By Brad Thomason, CPA

 

A client referred a friend to us. He was contemplating the purchase and fix up of a three-plex.  We reviewed his project and pointed out a few things to keep in mind. We also quoted him a fee to have our project management team run it so he didn’t have to.  He was not experienced in real estate nor construction.

He did not engage us for the project, but instead did it himself. Our client later reported back that he had spent several hundred hours lining up contractors, driving back and forth to the site and generally worrying himself sick for several months. He also spent about $30k more on the renovation than our projections had indicated.

In the end, we could have saved him a lot of the headache and most of the wasted time. Not to mention our fee would have been a fraction of what he overpaid to complete the work.

Obviously this is a self-serving post. Since we are in the business, of course you would expect me to take this side of it. But here’s the thing. Remember the old Zig Ziglar advice about finding a need and filling it?  We are in the business because there’s a need. A need which was around long before we ever got involved.

Real estate investors can have their deals go sour by overpaying for services they need, and by buying stuff they don’t. Our client’s friend apparently did some of both.

Professional managers know what things cost and know what’s necessary versus silly. At least the good ones do. There are things that are perfectly reasonable items to spend money on at your residence, which would be a flat out waste at an investment property. Contractors and tradesmen routinely ask for more than the going rate, for the simple reason that if they don’t ask, a potential customer can’t say yes. Frequently we smile at the first quote and say, “try again.”  Ninety percent of the time, they do.

The other day I was having breakfast at Waffle House with one of our team members. There was nothing on that table that either one of us couldn’t have cooked ourselves at home. It’s just that it was more convenient to let them handle it, because we had more pressing matters to attend to.

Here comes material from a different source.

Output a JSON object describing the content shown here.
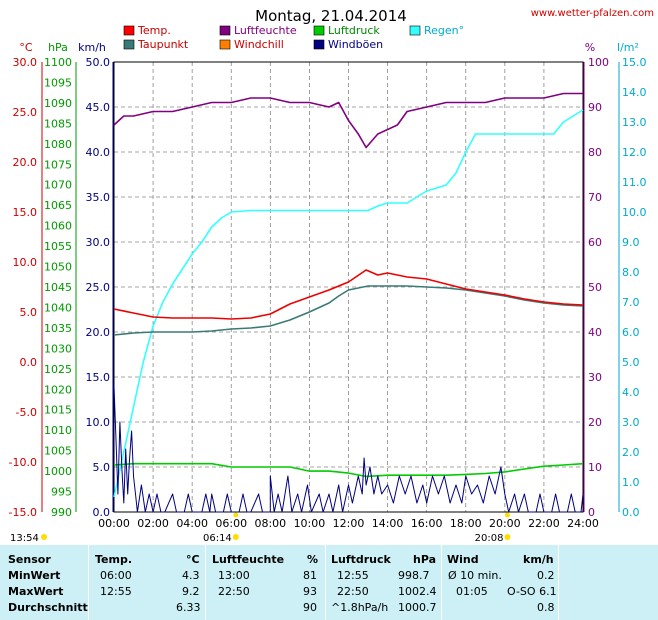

Real estate investing is not rocket science.  Nor is the work that is often necessary to set up optimal deals and move through the mechanical aspects of getting the project done.  But it’s not something we come out of the womb knowing, and like all education, it can end up being expensive. As our client’s friend found out. Knowing what to watch out for, who to call and what to say no to, don’t come to a person in a single download. They only accumulate after a period of years, often as the result of doing the wrong thing. Hopefully seeing someone else do the wrong thing, but in truth, some of it from stepping in the hole yourself.

But even if you do know how to do it, there’s still the matter of how it fits into the other things you need to do. I don’t go to Waffle House because I’m incapable of cooking eggs and bacon.  Funny thing about most investors we know is that the ones who have the capital in the first place got it by being pretty good at something else.

So here’s my advice:  Stay at work.  Do the thing you are good at and keep making money. Write the check to a pro for the stuff they are good at. You’ll most likely come out better in the end. And you won’t get your shoes scuffed up, nor paint in your hair.